Pinot Noir is probably the most frustrating, and at times infuriating, wine grape in the world. However when it is successful, it can produce some of the most sublime wines known to man. This thin-skinned grape which grows in small, tight bunches performs well on well-drained, deepish limestone based subsoils as are found on Burgundy's Côte d'Or.

Pinot Noir is more susceptible than other varieties to over cropping - concentration and varietal character disappear rapidly if yields are excessive and yields as little as 25hl/ha are the norm for some climats of the Côte d`Or.
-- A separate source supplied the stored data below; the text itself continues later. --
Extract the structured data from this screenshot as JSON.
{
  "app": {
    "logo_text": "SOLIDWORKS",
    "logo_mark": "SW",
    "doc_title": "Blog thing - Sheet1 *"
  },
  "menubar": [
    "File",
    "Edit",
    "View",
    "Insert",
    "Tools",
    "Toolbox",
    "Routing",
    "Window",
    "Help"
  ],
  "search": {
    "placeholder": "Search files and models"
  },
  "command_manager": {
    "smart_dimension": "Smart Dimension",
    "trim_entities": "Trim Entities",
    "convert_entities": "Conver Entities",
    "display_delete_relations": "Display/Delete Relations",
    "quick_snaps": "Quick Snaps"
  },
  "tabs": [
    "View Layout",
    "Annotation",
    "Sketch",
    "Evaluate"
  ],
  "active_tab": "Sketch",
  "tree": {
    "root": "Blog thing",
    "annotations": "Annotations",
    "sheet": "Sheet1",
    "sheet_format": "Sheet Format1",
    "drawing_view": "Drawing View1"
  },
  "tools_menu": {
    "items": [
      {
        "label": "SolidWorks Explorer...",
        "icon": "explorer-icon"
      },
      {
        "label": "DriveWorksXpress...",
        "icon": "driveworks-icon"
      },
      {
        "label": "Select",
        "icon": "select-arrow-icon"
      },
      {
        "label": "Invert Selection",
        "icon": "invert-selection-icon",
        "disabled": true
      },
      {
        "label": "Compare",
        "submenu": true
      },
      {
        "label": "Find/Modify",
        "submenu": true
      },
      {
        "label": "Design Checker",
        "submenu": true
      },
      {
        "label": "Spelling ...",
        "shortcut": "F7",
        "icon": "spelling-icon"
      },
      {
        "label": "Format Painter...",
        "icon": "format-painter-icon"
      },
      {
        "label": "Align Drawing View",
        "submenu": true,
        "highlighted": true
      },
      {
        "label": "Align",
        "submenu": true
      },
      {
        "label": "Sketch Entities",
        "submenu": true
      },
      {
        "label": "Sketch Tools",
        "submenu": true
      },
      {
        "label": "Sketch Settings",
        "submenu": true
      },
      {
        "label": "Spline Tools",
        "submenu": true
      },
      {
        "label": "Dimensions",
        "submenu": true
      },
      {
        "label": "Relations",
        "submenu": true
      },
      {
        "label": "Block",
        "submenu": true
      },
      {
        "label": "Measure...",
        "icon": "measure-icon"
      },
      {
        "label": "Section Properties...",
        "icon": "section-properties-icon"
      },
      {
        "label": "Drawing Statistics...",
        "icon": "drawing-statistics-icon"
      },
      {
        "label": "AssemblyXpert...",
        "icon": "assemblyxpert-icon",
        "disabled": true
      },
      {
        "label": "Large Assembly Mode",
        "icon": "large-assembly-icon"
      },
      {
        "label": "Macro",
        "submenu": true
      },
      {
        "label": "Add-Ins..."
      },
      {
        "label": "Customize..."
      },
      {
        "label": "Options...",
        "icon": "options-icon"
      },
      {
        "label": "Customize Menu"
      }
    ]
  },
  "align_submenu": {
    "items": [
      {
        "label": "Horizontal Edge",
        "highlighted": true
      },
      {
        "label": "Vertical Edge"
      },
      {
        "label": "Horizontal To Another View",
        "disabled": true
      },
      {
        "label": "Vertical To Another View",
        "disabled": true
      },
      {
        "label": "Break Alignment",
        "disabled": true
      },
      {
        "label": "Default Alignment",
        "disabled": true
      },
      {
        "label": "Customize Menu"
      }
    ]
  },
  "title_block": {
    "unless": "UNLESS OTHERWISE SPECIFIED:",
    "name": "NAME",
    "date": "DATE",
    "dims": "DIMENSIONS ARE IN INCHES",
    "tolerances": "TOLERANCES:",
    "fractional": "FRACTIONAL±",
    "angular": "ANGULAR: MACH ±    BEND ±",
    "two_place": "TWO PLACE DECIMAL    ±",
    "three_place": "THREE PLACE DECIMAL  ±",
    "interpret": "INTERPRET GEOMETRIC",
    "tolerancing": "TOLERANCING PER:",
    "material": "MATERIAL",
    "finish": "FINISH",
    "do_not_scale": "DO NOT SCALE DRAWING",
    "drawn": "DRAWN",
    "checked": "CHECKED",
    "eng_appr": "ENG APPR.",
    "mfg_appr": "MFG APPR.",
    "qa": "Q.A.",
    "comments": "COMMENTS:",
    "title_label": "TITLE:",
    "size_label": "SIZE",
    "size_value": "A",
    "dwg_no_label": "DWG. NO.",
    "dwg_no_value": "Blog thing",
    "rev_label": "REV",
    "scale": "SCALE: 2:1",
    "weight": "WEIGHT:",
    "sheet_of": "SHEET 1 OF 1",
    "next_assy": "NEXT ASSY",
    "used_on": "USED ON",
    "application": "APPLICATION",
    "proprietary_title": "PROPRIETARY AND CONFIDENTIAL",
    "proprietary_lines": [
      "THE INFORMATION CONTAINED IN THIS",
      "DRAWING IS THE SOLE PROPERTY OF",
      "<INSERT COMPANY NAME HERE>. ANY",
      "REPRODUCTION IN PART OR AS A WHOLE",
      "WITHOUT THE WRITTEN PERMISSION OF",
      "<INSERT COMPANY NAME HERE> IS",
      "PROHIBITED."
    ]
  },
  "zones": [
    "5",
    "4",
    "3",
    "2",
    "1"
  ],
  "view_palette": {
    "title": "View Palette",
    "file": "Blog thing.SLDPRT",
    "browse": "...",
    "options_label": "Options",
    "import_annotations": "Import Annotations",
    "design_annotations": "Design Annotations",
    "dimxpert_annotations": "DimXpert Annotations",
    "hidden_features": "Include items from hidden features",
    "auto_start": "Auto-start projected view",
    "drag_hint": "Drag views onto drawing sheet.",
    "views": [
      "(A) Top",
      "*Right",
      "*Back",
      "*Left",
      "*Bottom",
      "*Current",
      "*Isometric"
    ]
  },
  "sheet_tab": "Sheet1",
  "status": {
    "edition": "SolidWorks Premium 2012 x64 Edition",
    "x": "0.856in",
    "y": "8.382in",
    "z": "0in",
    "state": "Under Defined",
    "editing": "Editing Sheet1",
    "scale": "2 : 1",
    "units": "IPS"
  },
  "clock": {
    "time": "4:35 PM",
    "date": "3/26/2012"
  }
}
Because of the thinness of the skins, Pinot Noir wines are lighter in colour, body and tannins. However the best wines have grip, complexity and an intensity of fruit seldom found in wine from other grapes. Young Pinot Noir can smell almost sweet, redolent with freshly crushed raspberries, cherries and redcurrants. When mature, the best wines develop a sensuous, silky mouth feel with the fruit flavours deepening and gamey "sous-bois" nuances emerging.

The best examples are still found in Burgundy, although Pinot Noir`s key role in Champagne should not be forgotten. It is grown throughout the world with notable success in the Carneros and Russian River Valley districts of California, and the Martinborough and Central Otago regions of New Zealand.